Hamiltonian Learning Technique Advances Quantum Spin Register that Might be Used as Proof-of-Principle for Quantum Algorithms
(PhysicsWorld) Researchers at the Center for Quantum Information at Tsinghua University in Beijing, have developed an efficient way to characterize the effective many-body Hamiltonian of the solid-state spin system associated with a nitrogen-vacancy (NV) centre in diamond. The technique will be important for making and controlling high-fidelity quantum gates in this multi-spin quantum register.
In their work, the researchers characterized the effective many-body coupling Hamiltonian of an NV centre containing one electron spin and ten weakly coupled 13C nuclear spins.
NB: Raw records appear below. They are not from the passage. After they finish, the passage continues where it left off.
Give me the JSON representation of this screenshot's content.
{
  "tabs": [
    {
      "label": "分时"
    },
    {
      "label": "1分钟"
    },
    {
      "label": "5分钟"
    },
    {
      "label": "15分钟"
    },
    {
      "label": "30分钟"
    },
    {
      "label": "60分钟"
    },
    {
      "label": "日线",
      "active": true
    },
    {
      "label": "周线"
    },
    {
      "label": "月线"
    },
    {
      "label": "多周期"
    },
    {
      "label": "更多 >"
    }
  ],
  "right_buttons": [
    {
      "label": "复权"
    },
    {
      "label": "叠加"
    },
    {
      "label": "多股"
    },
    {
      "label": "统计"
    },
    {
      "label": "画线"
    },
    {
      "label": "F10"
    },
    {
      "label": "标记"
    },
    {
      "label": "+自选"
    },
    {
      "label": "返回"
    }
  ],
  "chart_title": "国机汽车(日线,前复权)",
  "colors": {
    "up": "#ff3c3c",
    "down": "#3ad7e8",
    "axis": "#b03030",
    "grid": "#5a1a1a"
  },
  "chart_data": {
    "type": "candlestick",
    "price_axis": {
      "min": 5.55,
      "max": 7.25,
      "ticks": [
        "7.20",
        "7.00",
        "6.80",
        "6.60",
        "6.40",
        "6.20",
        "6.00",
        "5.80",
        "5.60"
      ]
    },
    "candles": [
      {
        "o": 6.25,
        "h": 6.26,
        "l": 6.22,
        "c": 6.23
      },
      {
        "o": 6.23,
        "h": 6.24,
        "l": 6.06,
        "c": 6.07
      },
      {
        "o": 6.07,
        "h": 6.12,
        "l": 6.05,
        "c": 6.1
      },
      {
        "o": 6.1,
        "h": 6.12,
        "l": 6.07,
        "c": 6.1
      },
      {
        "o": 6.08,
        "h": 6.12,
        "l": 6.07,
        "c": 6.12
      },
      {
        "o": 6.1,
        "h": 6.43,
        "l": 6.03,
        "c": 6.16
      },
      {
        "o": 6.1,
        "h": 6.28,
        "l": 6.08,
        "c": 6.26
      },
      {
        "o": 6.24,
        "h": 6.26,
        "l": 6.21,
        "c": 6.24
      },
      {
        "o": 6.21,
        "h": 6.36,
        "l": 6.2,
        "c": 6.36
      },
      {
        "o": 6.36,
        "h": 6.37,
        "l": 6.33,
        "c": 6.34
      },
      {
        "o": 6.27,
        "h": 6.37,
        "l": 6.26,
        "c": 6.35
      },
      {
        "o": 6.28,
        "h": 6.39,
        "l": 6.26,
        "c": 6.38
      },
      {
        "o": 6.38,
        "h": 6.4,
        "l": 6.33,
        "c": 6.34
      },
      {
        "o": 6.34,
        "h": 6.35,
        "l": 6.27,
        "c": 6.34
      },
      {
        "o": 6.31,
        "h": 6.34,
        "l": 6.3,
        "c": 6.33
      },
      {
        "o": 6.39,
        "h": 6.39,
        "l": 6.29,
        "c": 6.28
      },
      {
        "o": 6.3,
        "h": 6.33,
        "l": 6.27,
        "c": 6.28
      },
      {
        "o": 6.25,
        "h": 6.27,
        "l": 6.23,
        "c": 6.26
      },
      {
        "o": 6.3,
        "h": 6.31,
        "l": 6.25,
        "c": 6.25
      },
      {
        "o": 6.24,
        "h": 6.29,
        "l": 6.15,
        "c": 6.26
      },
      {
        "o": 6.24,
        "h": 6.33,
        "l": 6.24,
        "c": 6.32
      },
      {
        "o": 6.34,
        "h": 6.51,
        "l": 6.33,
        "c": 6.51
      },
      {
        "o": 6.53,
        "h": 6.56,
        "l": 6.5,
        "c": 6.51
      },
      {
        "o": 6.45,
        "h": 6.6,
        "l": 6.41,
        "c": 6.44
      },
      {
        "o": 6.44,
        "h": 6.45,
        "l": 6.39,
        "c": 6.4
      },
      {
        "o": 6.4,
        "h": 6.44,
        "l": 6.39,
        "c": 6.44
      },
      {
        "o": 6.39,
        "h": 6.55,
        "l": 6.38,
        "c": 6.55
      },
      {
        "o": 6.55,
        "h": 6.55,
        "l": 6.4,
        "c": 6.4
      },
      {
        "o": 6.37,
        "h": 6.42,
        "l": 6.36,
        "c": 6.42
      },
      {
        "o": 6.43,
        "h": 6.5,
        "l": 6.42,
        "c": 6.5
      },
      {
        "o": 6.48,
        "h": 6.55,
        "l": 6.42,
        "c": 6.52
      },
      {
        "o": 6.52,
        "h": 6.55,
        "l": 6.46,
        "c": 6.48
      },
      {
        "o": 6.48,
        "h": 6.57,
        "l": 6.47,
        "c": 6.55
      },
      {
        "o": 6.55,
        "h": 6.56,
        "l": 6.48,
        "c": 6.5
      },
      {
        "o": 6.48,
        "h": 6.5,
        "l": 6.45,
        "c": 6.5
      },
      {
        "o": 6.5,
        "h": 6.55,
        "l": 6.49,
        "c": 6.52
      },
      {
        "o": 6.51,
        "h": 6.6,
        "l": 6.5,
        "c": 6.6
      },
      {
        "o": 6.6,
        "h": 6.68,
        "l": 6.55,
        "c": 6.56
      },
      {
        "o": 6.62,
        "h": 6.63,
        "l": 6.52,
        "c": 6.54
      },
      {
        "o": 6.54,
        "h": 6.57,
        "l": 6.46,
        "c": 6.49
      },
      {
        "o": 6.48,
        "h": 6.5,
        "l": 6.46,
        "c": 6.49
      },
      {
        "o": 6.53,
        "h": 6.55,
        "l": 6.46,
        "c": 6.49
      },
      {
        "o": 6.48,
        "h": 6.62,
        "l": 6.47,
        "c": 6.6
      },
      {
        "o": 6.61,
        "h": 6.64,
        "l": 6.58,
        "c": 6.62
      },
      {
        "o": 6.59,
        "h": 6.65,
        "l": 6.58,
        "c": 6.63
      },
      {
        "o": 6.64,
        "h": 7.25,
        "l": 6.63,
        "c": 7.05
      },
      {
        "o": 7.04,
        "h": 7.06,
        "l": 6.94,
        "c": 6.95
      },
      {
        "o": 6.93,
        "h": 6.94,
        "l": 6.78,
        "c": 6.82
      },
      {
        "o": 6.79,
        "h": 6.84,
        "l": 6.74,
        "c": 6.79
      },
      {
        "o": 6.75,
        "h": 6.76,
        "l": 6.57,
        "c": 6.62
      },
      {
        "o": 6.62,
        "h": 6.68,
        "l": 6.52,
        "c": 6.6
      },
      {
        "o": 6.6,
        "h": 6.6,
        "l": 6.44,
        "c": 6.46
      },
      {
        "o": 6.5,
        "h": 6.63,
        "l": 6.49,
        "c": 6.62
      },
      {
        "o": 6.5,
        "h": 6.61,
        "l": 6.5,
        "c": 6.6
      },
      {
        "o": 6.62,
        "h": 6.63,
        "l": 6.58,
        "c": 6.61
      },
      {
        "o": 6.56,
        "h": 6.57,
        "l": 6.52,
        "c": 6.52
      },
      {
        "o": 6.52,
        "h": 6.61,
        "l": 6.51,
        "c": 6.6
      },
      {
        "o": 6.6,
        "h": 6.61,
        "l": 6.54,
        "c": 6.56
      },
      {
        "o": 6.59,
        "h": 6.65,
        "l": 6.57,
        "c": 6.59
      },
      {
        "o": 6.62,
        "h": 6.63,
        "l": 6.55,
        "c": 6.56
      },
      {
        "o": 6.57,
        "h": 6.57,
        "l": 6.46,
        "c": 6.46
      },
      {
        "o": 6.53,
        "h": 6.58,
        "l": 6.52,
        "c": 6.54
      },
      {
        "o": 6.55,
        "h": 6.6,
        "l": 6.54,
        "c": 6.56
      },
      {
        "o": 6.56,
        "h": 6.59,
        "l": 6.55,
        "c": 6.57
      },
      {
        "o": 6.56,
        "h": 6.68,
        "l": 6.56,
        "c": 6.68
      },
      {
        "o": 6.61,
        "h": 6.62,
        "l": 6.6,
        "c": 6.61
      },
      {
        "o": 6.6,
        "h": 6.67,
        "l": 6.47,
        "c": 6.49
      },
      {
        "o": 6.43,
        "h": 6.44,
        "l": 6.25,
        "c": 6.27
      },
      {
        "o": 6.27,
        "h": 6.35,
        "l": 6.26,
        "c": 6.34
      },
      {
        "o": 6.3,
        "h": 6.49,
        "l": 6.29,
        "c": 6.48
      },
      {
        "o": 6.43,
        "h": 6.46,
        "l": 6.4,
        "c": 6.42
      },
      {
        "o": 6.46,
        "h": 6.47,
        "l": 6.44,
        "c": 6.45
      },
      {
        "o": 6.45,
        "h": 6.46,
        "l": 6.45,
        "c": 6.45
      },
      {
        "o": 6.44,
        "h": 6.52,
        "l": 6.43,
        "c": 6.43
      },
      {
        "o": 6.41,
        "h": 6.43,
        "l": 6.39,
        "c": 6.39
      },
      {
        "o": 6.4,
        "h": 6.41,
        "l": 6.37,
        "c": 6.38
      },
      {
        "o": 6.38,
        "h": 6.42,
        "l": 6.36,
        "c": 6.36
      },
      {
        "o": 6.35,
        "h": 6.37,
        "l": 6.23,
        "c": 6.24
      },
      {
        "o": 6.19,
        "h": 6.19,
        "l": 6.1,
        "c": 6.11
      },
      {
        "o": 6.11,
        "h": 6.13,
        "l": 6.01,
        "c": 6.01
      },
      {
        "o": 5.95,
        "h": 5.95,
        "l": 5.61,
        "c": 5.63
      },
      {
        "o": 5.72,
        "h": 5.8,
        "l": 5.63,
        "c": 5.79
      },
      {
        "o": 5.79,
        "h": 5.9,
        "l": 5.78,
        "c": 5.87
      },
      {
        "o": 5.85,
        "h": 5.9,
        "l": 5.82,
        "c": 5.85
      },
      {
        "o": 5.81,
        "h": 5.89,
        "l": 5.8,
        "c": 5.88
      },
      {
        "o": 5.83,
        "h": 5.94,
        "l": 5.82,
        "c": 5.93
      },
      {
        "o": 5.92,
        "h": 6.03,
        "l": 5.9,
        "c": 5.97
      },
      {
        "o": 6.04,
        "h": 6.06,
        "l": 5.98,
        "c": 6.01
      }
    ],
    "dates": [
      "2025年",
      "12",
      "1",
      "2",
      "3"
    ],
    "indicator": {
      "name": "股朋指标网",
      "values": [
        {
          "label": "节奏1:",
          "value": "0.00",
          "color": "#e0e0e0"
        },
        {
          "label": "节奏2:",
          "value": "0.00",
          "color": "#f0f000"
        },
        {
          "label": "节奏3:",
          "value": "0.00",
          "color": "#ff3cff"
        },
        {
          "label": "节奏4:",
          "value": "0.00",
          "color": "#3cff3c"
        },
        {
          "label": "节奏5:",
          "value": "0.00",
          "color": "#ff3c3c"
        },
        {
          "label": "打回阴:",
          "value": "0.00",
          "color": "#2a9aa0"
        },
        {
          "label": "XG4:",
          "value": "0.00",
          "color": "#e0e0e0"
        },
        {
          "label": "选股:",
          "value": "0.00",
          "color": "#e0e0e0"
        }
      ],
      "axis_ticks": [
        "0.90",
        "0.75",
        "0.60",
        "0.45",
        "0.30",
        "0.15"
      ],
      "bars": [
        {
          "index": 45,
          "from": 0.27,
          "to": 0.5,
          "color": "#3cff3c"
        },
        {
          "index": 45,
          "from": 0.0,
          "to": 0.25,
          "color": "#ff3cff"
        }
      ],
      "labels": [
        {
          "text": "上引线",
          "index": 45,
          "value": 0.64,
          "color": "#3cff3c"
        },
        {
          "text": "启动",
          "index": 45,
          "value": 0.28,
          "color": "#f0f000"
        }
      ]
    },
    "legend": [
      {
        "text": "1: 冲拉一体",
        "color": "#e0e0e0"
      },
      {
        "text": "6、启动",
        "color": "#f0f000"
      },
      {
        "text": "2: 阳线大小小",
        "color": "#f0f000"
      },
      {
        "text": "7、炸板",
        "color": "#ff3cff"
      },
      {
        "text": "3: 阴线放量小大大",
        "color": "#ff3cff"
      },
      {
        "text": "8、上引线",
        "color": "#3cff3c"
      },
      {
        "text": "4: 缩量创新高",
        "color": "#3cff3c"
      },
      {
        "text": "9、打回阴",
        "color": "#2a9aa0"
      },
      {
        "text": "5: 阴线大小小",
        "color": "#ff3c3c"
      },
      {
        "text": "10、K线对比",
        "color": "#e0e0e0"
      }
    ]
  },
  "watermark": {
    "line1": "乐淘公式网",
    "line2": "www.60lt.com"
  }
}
They then used the learnt Hamiltonian parameters to optimize the dynamical decoupling sequence and so minimize the effect from the unwanted crosstalk coupling. This adaptive scheme was first put forward by researchers at Delft University in the Netherlands.
The researchers validated their technique by designing a universal quantum gate set that includes three single-qubit gates for each of the 11 qubits and the entangling two-qubit gate between the electron spin and each of the 10 nuclear spins. “In principle, we can realize any unitary operation on this 11-qubit register by combining the above gate set,” said Panyu Hou, leader of the study.
“This learning technique could be a useful tool to characterize many-body Hamiltonians with a constantly-on interaction,” he adds. “The 11-qubit quantum register that we made might also be used as a proof-of-principle test of some quantum algorithms.”